Why I'm More Confident in My Postpartum Body

 

That’s why I am more confident in my postpartum body. I know where I’ve been and where I am going in the future. Come what may, scars and all.

 

Comments

comments

19 Comments

  • Lindsay

    I am right there with you, and it is so wonderful to see other women pleased with their bodies, even if they don’t look “perfect” according to society’s standards. Our bodies gave and sustained life. Stretchmarks are a reminder of the children we brought to this world.

    My body isn’t tight now, nor super tiny. I sometimes look at photos of myself from years ago and long for the young, fit body. But then I remind myself that I’ve given birth to 3 babies and this body has done so much for me.
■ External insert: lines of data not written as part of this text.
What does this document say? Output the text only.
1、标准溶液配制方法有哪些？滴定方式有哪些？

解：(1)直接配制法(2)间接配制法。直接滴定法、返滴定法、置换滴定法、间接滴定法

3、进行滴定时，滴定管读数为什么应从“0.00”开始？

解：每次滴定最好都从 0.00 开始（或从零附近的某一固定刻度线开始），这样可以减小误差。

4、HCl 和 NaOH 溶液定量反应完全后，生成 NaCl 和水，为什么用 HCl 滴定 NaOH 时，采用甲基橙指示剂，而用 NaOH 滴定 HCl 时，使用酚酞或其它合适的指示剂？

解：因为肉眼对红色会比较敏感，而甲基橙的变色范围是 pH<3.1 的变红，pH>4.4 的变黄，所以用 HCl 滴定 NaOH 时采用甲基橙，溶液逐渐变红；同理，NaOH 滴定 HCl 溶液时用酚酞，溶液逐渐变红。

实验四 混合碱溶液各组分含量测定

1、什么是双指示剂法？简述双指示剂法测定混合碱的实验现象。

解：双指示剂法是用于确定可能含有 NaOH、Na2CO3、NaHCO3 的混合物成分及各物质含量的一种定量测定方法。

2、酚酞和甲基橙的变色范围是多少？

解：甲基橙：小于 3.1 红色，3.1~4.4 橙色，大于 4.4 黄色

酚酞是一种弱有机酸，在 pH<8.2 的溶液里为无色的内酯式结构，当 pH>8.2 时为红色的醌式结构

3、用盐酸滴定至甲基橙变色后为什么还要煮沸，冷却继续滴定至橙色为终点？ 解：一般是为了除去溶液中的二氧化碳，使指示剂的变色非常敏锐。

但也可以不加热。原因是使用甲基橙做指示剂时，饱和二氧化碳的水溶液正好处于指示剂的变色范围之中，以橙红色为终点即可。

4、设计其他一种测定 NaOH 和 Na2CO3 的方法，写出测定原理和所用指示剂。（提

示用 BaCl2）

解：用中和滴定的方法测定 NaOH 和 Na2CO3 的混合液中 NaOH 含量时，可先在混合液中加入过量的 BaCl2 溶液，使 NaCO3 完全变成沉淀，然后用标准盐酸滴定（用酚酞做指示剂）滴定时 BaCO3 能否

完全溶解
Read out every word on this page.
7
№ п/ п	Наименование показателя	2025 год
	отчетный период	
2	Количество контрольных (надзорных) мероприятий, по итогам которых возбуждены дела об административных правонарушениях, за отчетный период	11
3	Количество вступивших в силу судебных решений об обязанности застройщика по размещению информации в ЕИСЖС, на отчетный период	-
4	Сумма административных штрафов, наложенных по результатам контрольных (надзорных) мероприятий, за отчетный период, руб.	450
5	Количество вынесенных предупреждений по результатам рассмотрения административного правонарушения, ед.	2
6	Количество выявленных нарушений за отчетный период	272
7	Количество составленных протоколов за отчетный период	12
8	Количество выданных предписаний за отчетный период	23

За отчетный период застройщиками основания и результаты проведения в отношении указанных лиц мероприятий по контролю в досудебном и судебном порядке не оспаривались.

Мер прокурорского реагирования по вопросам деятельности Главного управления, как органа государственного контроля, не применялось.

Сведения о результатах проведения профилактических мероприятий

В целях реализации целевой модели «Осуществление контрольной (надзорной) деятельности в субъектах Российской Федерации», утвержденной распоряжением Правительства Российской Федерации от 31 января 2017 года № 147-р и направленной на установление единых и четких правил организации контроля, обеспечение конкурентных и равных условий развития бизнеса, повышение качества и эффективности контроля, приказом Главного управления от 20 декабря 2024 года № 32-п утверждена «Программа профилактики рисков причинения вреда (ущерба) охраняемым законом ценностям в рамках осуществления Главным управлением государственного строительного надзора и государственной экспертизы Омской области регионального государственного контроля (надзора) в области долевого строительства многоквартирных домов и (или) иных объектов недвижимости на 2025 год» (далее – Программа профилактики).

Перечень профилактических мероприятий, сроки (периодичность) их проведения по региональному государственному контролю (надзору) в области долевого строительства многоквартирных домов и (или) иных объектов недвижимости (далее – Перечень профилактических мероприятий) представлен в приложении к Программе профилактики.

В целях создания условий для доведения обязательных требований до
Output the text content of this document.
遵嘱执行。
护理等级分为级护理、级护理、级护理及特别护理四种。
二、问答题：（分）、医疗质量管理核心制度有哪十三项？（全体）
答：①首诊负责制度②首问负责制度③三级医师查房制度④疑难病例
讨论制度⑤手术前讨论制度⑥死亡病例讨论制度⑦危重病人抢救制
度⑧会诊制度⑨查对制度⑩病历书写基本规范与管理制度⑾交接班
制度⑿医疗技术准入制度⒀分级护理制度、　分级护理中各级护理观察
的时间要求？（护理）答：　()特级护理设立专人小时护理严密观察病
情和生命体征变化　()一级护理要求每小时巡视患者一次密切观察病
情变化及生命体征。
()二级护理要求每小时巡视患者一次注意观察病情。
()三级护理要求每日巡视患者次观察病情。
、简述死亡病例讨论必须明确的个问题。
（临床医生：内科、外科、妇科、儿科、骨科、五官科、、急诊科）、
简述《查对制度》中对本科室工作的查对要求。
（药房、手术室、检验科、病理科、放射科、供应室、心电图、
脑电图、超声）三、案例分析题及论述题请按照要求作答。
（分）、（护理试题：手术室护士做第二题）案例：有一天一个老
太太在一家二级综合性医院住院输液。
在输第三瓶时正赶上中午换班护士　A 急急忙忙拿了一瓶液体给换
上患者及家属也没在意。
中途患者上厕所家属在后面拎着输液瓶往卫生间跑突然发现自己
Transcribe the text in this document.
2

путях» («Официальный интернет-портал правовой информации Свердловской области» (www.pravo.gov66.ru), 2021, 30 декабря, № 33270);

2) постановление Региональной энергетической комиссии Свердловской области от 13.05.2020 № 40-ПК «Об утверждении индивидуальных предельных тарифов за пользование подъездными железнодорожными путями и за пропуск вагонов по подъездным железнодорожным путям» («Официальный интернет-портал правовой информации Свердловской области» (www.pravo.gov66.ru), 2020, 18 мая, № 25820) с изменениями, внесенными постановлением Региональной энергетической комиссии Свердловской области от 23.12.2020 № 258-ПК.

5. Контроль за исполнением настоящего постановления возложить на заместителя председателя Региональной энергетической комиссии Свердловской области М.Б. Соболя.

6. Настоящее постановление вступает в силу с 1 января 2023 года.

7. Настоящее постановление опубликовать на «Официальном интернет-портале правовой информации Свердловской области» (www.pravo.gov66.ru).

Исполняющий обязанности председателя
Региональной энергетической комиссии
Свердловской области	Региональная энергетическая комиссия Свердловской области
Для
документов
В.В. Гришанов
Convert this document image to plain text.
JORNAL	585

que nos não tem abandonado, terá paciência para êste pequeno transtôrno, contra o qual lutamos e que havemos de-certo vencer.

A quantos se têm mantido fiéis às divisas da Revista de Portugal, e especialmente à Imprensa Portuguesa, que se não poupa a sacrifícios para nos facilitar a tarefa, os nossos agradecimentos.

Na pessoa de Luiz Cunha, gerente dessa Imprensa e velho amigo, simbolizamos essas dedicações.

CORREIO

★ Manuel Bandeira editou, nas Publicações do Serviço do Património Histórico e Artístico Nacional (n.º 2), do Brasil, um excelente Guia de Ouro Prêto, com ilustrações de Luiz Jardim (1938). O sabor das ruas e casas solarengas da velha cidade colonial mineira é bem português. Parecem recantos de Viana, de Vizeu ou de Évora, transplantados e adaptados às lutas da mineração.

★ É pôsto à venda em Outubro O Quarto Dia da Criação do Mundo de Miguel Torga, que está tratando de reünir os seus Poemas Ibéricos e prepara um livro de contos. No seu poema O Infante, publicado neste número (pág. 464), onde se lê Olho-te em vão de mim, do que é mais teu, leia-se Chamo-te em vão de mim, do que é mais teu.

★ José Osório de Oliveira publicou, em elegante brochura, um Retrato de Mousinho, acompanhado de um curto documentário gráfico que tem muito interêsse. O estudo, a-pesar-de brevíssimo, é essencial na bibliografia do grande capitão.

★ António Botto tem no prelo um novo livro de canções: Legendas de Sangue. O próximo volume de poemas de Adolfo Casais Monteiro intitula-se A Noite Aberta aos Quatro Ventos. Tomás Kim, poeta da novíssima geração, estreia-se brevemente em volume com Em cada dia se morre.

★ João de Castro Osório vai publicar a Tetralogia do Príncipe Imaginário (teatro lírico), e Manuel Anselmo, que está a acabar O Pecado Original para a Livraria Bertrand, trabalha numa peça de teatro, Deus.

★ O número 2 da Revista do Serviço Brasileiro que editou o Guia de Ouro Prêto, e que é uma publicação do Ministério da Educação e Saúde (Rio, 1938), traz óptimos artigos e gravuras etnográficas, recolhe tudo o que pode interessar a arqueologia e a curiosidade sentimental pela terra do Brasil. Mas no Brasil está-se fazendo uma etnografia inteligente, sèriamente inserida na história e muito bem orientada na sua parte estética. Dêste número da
There is nothing to be ashamed of, love handles and all.

  • Stephanie

    Good for you! I am struggling with the ever-changing pregnancy body. It took me a long time to get on friendly terms with my body before and some days it’s just reeeeally hard to feel confident. But I think everyone goes through that sometimes. Maybe it’s part of that whole “every day I see the scale going up” thing and it’s hard to overcome the part of me that wants to freak out over all that weight, which is way louder than the part of me that knows I need to be gaining that weight for the baby. However, I am happy to say that I saw my first stretch marks this morning and I kind of went “all right, I can dig this” because I’ve always kind of regarded stretch marks like “tiger stripes” that have to be earned. Just hoping I’ll be able to cope with all the additional changes that will come my way once this baby is on the outside of me. 🙂

  • Salma

    Really enjoyed reading your post and glad you are happy with your body after baby. I’m working on a similar post for my blog and it’s nice to read that others feel the same way.

  • Lisa C

    Good post! Very timely for me. 🙂

    I found I gained a lot of confidence in my body image just as I got older. I was feeling pretty good before I had kids, since I was 35 before my first was born. Now I struggle with a combination of facing the aging that comes with being near forty AND having jiggly postpartum belly.

    That said, pregnancy & birth definitely gave me a newfound respect for this body, shifting my mind to what it can do, rather than so much on how it looks. 🙂

  • Raj Thandhi (@pinkchai)

    Beautiful post! I used to be very self-concious of my stretch marks and then I read somewhere that they are badges of honour and I just loved it! I earned those stretch marks (and some cellulite) from creating and breathing life into two little people, and I wouldn’t trade them for the world.

    PS: on the note of white hair – I dye my roots once a month and have almost 60% grey coming out of my head! So you are doing just awesome in that department:)

  • anatomommy

    I am feeling you! I was 21 when I got pregnant and my body changed a whole lot. I tried so many diets for some time but realized that never did my husband changed his looks full of love to me. He kisses and proudly hugs me publicly and that gives me confidence. I gave birth to a beautiful daughter and I couldn’t agree more when people say that all my beauty went straight to her when I gave birth! 😉

  • sharilyn

    I agree- I like my body better now than pre-baby. I’m not sure if its just because I have no time to worry about things like stretch marks or if as I age I am becoming more comfortable in my own skin

  • mitzi

    beautiful post! i think im still growing to love my post partum body…it’ll always be a self battle regardless of what anyone says about how I “haven’t changed.” ah well, the right clothes, the right fit aka retail therapy works wonders.